Minister for Innovation and Tourism Industry Development Kate Jones said Dreamworld’s Future Lab would be funded through the State Government’s Advance Queensland Connecting with Asia initiative.
“The Dreamworld Future Lab will give our experts vital access to native species and will help to build on Queensland’s world-leading reputation for science and technology,” she said.
“With the Health and Knowledge Precinct just down the road, we’re investing in new research facilities on the Gold Coast like the Future Lab to create jobs for locals.
“That’s what our Advance Queensland initiative is all about – diversifying our economy to create the jobs of the future.

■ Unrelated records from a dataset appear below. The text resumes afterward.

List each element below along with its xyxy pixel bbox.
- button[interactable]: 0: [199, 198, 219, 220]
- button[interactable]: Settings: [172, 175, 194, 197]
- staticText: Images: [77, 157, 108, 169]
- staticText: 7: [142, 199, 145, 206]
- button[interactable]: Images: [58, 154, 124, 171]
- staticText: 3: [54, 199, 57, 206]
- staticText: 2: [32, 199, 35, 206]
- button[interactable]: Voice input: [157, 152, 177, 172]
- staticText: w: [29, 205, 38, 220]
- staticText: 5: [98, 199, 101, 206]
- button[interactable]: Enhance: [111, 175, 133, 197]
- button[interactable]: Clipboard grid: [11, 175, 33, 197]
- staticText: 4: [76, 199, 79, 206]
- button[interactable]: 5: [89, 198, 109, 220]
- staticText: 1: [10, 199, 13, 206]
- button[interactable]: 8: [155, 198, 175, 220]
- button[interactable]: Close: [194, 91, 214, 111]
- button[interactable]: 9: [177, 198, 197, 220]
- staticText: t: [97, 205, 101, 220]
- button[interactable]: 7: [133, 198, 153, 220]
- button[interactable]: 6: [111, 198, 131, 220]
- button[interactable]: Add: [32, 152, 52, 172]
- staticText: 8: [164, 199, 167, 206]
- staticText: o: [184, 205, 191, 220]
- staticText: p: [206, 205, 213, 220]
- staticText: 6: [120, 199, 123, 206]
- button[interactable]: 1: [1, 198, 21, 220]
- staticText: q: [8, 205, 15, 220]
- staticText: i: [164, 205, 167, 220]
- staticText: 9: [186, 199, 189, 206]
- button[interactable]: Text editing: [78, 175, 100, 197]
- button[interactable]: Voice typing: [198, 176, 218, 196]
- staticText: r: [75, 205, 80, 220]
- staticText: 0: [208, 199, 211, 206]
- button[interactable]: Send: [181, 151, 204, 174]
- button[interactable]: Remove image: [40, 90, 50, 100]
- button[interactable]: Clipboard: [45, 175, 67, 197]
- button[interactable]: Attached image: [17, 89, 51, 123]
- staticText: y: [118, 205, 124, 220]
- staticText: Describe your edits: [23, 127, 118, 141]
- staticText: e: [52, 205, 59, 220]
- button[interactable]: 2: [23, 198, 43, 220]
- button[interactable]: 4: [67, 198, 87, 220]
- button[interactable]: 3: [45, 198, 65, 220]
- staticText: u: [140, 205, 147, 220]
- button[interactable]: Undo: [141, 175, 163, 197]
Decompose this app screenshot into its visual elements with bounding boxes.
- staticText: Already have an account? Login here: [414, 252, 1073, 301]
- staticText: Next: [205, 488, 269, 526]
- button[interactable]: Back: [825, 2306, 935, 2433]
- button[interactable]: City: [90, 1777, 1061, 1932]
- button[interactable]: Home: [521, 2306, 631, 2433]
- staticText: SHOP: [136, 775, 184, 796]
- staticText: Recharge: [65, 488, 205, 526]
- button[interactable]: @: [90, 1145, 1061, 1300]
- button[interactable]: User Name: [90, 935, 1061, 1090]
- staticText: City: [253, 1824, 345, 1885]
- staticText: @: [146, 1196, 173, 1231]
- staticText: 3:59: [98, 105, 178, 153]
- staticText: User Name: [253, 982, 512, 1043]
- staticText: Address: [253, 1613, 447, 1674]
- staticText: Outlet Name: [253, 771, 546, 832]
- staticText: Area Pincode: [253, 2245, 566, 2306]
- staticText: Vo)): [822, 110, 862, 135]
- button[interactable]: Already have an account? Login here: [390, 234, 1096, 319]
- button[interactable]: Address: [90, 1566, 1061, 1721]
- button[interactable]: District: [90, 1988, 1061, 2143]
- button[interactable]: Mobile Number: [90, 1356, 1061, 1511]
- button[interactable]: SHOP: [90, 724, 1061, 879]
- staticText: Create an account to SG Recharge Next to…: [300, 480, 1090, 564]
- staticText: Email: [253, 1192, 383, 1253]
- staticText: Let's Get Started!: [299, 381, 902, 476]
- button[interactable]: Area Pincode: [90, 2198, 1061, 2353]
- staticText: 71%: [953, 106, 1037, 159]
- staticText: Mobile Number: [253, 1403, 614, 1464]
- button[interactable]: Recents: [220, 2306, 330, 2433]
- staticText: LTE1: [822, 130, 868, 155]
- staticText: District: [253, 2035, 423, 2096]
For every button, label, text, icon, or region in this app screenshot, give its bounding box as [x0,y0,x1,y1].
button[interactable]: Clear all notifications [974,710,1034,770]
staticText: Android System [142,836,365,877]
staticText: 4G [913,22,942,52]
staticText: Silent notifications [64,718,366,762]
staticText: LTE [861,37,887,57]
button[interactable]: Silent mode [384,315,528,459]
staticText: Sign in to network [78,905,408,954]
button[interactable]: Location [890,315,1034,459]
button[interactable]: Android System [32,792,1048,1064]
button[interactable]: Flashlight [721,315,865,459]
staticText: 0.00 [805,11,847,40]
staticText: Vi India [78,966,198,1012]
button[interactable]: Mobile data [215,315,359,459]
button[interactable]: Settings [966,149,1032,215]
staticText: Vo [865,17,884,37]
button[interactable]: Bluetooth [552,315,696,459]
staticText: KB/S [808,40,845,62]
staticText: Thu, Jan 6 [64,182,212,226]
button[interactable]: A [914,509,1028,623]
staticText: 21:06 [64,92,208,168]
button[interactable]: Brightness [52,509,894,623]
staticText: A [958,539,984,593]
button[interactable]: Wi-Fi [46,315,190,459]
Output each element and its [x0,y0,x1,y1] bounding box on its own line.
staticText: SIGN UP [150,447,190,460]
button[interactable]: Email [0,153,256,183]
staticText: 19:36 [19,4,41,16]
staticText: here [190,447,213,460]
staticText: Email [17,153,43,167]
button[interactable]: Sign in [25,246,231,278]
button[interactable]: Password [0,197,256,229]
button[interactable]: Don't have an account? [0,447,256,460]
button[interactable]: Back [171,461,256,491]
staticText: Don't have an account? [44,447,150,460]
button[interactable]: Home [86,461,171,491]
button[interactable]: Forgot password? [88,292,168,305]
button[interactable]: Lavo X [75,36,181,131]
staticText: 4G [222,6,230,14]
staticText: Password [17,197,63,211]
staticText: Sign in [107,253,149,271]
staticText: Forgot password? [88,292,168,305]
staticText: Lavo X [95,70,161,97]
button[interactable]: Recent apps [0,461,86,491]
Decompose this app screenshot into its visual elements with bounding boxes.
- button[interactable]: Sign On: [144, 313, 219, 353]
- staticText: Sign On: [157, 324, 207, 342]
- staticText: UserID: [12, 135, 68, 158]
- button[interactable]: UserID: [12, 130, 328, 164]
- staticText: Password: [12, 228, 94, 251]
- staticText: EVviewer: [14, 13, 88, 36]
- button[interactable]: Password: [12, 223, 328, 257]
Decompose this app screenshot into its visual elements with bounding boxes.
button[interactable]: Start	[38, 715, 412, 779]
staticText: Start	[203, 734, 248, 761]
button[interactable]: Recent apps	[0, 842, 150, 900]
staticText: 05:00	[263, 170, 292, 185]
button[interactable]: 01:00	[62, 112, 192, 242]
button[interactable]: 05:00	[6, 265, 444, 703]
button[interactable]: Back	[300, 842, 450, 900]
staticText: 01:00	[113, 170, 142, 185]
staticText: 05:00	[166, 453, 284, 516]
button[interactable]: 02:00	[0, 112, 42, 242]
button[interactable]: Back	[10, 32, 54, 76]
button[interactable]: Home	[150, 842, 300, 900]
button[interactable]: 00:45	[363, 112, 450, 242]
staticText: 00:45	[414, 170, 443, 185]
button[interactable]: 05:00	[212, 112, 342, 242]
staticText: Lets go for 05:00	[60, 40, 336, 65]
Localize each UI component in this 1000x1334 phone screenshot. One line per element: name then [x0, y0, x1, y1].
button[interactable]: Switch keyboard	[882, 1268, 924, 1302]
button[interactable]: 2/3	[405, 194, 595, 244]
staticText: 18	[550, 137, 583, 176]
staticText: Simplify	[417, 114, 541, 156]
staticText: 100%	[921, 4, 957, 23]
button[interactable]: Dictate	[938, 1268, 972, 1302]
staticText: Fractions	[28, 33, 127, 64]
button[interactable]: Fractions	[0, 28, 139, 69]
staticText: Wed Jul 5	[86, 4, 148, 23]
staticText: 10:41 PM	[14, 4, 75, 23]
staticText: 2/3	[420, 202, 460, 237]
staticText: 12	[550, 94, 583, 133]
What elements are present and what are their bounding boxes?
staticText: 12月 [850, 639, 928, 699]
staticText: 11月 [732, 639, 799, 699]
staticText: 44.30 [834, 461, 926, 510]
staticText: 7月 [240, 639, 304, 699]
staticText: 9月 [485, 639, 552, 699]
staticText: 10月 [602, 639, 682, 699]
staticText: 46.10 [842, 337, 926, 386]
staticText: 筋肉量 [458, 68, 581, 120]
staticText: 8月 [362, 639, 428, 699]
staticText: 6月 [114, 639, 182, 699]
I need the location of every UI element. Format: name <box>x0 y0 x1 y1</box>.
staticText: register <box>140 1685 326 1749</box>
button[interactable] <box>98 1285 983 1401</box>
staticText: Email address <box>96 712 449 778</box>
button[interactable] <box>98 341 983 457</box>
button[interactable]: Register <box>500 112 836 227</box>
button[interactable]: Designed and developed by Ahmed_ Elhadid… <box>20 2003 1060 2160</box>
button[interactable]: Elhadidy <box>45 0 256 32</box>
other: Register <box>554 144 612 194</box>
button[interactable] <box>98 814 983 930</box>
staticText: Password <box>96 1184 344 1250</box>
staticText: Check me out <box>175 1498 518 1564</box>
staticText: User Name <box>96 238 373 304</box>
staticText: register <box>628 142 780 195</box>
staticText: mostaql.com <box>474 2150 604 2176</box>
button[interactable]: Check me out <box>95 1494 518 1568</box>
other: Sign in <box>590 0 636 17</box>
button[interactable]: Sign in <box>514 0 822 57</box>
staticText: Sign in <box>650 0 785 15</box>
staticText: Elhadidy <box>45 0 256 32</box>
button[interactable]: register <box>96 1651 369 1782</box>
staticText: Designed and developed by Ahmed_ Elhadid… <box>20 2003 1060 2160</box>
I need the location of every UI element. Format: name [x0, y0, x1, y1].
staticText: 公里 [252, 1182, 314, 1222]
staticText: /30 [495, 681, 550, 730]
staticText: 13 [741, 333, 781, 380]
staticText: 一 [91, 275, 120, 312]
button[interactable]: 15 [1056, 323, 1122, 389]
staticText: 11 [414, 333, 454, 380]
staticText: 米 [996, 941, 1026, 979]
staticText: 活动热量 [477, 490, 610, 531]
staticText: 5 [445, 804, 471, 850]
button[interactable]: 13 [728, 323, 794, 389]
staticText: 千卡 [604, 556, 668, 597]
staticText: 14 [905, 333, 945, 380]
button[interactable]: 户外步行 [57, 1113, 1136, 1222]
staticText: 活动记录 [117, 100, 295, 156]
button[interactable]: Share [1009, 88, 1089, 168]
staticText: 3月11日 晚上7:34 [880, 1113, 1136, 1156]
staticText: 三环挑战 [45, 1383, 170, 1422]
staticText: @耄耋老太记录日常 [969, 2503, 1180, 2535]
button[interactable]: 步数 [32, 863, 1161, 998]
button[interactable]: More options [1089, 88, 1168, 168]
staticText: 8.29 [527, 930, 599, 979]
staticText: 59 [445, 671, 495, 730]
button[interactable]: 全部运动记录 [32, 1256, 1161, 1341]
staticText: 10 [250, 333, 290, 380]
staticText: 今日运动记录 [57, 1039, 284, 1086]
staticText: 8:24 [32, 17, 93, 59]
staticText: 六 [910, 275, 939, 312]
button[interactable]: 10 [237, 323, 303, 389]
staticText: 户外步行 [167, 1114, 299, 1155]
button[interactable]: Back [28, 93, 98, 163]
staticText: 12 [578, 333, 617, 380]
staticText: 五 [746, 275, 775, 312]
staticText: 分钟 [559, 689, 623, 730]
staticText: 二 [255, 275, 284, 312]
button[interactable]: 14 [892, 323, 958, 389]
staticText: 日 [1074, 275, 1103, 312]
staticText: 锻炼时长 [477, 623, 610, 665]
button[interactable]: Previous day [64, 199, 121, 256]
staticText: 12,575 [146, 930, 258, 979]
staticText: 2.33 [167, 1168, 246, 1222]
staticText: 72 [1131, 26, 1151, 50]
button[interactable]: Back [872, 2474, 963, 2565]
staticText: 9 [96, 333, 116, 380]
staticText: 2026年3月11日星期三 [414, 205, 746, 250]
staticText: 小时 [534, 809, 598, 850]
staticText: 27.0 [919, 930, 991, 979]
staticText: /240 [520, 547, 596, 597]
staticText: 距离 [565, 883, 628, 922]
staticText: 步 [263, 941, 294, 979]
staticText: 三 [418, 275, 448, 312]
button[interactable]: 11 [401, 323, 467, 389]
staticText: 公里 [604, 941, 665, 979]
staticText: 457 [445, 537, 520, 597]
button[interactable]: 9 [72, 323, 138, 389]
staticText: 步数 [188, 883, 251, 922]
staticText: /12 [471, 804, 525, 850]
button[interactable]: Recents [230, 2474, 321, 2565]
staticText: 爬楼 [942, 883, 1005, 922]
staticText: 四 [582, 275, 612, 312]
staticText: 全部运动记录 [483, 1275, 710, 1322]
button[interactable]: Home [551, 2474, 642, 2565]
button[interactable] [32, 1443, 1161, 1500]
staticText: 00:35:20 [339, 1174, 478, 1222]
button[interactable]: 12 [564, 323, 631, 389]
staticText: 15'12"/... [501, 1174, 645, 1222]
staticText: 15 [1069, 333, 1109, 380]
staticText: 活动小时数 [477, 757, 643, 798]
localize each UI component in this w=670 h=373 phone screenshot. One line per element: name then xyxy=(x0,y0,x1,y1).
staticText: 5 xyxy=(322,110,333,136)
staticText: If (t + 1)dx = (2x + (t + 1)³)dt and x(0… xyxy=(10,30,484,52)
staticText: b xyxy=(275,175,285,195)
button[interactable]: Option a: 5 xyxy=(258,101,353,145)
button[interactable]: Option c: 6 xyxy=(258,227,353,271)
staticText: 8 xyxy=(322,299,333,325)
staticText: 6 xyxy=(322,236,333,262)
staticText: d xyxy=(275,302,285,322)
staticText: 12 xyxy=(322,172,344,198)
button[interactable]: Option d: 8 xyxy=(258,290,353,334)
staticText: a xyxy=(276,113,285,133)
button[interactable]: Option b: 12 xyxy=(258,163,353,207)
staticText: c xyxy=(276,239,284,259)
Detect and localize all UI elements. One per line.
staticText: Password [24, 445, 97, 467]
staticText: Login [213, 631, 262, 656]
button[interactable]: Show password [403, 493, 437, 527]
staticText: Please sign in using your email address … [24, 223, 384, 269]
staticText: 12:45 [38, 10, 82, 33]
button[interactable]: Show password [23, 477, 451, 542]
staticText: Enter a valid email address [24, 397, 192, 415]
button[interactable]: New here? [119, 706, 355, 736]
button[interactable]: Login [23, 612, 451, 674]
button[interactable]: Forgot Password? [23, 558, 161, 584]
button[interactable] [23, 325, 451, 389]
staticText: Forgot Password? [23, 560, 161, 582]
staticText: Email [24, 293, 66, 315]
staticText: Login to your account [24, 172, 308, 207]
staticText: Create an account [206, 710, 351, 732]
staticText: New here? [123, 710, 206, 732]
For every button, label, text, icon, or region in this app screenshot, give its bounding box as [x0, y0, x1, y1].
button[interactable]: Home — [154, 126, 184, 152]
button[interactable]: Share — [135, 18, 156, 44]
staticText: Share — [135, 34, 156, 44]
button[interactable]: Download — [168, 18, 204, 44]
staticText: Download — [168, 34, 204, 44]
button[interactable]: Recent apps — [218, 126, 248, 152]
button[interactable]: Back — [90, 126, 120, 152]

“We expect the Future Lab to start construction in mid-2019 and it will provide great opportunities for school groups and visitors to experience first-hand the impact of scientific research and importance of animal conservation.”
Environment Minister Leeanne Enoch said today’s announcement was a win for conservationists around Queensland.
“It’s vital that we find new ways to protect our native wildlife for future generations,” she said.
“This will help to further the great work of our researchers and will also help to promote conservation among the wider public.
“It also builds on the work the Palaszczuk Government is already undertaking to protect our koalas, including the development of a koala conservation strategy for Queensland.”
Dreamworld’s General Manager Life Sciences, Al Mucci said the design and development of the research facility would start in mid-2019.
“On completion, the Dreamworld Future Lab will be the only operational scientific laboratory in Queensland that will have the capability to create a STEM tourism experience based on the conservation of koalas and other wildlife,” Mr Mucci said.
“We believe this will be the first of its kind in the world where guests will experience researchers working on current wildlife conservation projects.”